The Great God Pan is about a doctor who punches a hole in a patient's head in an attempt to make her see what is 'beyond the veil,' or what he calls the Great God Pan. The woman becomes an idiot. 20 years later, reports of mysterious deaths in London lead several men to investigate the results of this old experiment. Their explorations lead them to one Helen Vaughn, a young woman whose origins are hazy.

The main things these books have in common are young women who succeed in society, and men who die or almost die as a result. Also, men who investigate with the intention of taking down these succeeding women. I meant to explore the idea that while more scandalous than earlier novels, what with their emphasis on murder and sex, they are in essence socially conservative. No woman who rises under false pretenses, or by using unorthodox methods, is suffered to live. Therefore, the overarching message of these books is that society will bring down any woman who attempts to use her sexuality or any other power within her means to rise in society is a threat, and must necessarily be brought down. Sounds pretty conservative to me.
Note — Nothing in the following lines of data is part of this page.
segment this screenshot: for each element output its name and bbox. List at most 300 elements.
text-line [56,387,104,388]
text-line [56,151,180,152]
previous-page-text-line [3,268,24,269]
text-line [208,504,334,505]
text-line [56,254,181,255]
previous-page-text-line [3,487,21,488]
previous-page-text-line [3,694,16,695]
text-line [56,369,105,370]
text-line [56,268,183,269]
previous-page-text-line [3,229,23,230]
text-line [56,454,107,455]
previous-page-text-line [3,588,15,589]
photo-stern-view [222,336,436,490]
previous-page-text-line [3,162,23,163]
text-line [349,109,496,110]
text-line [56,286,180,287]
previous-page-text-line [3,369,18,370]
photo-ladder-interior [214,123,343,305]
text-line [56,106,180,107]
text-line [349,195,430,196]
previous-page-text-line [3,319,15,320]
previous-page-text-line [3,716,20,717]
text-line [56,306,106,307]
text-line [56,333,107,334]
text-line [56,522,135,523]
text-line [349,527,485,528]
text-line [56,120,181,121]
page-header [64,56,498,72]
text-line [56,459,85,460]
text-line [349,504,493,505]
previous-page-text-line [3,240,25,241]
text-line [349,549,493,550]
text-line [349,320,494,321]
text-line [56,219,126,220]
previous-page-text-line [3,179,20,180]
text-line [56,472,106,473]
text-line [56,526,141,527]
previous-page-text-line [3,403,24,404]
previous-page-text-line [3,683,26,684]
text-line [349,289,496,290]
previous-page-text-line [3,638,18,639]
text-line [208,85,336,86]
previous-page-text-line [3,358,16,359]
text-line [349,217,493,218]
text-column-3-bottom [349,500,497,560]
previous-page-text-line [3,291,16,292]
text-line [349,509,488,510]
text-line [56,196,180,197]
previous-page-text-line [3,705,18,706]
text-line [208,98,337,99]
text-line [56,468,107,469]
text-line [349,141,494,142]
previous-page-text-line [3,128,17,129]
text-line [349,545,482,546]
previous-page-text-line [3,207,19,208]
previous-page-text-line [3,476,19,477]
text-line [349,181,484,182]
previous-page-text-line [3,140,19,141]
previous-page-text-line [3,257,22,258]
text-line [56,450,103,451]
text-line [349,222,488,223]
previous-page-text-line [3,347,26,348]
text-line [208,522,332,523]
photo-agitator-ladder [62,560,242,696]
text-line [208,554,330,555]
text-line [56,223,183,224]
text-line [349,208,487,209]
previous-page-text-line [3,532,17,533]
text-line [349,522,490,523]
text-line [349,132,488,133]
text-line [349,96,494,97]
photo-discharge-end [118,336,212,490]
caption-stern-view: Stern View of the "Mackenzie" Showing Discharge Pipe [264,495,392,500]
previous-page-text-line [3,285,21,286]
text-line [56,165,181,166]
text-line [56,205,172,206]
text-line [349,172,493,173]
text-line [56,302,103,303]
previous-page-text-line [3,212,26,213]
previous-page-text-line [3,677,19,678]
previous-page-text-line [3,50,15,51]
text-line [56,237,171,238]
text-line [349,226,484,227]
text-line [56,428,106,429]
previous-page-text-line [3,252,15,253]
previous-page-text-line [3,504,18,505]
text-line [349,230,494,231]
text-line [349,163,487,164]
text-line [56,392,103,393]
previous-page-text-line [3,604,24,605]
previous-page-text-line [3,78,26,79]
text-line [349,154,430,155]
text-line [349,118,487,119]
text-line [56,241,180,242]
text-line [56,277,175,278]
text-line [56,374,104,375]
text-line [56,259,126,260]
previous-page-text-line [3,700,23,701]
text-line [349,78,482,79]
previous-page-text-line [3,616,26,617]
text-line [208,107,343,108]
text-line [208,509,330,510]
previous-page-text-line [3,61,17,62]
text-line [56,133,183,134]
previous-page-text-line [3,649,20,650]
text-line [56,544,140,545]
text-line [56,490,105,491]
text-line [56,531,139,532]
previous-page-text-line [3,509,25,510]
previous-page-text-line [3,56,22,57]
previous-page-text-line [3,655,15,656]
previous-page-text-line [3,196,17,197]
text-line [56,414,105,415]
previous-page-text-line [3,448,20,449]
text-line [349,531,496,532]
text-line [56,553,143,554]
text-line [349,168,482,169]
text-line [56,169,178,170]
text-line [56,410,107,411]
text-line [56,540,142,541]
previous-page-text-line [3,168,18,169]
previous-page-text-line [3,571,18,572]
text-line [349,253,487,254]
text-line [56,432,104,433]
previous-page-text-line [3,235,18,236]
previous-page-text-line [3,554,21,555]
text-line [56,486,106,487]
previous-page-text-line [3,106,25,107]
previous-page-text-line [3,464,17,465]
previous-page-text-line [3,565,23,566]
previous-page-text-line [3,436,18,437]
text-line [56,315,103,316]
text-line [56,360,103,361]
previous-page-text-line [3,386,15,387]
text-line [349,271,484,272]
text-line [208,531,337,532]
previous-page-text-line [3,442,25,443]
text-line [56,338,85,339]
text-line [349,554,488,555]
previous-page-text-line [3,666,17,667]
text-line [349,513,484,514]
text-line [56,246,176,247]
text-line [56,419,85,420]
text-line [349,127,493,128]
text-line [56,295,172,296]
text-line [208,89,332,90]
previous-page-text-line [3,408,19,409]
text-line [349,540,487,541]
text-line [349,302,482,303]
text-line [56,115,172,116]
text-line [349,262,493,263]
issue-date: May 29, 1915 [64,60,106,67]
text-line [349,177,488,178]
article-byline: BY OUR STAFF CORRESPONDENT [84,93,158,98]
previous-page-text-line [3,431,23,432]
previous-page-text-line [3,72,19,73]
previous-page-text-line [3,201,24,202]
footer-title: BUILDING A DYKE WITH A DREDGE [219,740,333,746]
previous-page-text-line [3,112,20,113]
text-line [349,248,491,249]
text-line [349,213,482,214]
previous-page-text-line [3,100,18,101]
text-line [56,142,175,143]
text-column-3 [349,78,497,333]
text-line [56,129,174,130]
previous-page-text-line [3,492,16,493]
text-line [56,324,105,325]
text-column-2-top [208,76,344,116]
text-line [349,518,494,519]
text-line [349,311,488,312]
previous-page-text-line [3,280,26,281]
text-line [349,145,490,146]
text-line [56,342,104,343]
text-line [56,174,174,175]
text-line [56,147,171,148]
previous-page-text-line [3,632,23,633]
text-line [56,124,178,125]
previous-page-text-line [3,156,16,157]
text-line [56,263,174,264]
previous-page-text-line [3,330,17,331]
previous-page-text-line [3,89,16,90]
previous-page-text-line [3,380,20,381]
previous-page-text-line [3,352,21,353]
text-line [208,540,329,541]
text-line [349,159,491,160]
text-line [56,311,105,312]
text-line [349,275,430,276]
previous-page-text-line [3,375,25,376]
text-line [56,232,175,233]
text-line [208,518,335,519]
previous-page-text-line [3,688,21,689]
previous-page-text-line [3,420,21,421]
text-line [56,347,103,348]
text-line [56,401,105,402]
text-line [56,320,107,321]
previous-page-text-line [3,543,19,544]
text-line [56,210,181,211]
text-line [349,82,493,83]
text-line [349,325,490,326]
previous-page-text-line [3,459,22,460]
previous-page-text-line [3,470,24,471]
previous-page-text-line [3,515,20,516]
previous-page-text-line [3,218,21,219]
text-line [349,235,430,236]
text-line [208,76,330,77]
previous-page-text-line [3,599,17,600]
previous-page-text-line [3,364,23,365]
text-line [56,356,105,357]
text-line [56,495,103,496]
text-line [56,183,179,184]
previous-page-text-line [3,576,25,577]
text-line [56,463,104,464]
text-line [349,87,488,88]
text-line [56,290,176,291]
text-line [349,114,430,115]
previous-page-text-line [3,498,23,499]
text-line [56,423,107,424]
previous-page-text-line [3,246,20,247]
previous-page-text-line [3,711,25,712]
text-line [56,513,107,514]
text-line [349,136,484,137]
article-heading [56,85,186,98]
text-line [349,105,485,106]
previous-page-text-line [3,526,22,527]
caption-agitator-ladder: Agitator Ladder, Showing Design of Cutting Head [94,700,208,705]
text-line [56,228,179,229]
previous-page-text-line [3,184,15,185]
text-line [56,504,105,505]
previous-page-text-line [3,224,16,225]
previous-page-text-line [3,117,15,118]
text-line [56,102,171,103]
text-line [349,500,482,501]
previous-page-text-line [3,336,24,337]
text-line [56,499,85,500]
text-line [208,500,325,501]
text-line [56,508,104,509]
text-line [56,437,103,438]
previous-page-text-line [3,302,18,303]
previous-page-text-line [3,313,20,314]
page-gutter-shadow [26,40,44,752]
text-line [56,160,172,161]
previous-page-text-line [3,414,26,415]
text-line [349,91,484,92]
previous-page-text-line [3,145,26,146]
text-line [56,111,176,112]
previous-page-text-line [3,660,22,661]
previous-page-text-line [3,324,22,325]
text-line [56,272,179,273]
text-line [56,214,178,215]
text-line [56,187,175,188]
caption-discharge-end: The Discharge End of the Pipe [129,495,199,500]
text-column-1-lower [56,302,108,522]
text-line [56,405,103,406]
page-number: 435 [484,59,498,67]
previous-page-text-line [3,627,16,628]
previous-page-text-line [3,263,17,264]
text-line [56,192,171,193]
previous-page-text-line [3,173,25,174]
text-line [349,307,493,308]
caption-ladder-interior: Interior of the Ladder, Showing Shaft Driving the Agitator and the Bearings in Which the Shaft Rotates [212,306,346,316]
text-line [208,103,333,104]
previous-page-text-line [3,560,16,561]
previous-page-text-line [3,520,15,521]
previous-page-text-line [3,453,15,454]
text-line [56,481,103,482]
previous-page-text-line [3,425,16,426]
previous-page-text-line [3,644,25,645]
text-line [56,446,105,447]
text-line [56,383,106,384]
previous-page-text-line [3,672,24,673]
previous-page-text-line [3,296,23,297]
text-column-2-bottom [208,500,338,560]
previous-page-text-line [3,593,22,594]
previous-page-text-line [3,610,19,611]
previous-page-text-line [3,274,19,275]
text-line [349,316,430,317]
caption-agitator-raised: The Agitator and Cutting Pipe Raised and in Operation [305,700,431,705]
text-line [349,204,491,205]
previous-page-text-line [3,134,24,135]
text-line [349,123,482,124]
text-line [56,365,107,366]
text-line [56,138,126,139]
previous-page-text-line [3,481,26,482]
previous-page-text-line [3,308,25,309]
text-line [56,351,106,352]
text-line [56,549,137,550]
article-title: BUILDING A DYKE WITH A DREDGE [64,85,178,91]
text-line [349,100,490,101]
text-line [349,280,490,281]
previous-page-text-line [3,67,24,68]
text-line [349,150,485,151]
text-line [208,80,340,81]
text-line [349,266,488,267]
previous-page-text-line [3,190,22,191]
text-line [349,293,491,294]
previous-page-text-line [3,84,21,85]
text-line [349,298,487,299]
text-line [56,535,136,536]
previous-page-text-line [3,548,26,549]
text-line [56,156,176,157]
The Coral Island and Alice's Adventures in Wonderland also went together for me, and while I was going to write a big long post on identity and consumption, what I am going to say is merely that people love food, people define themselves through what they will and will not eat, and certainly this is even more true for children, who are just realizing who they are or who they want to be.

If you read Alice carefully, you can see that she is often refused food (the tarts, tea with the Hatter and Hare) in an attempt to teach her self-restraint, and any time she does eat, she is thrown into a state of physical and emotional confusion. In the beginning when she drinks the potion and eats the cake, she is so thrown by her dramatic physical changes that she cries, wonders who she is, and essentially loses her identity.

For the boys on Coral Island, food is a way to reassert their British identities. In redefining the coconut-juice and breadfruit they find on their island as lemonade and wheaten bread, they show their unwillingness to part from the familiar, and in rejecting the notion of cannibalism as practiced by the natives, they make the natives an "other," opposed to the Crown and who must either be conquered or converted.

So there you have it. All I was going to say about four books, in one simple post. Relatively painless, yeah?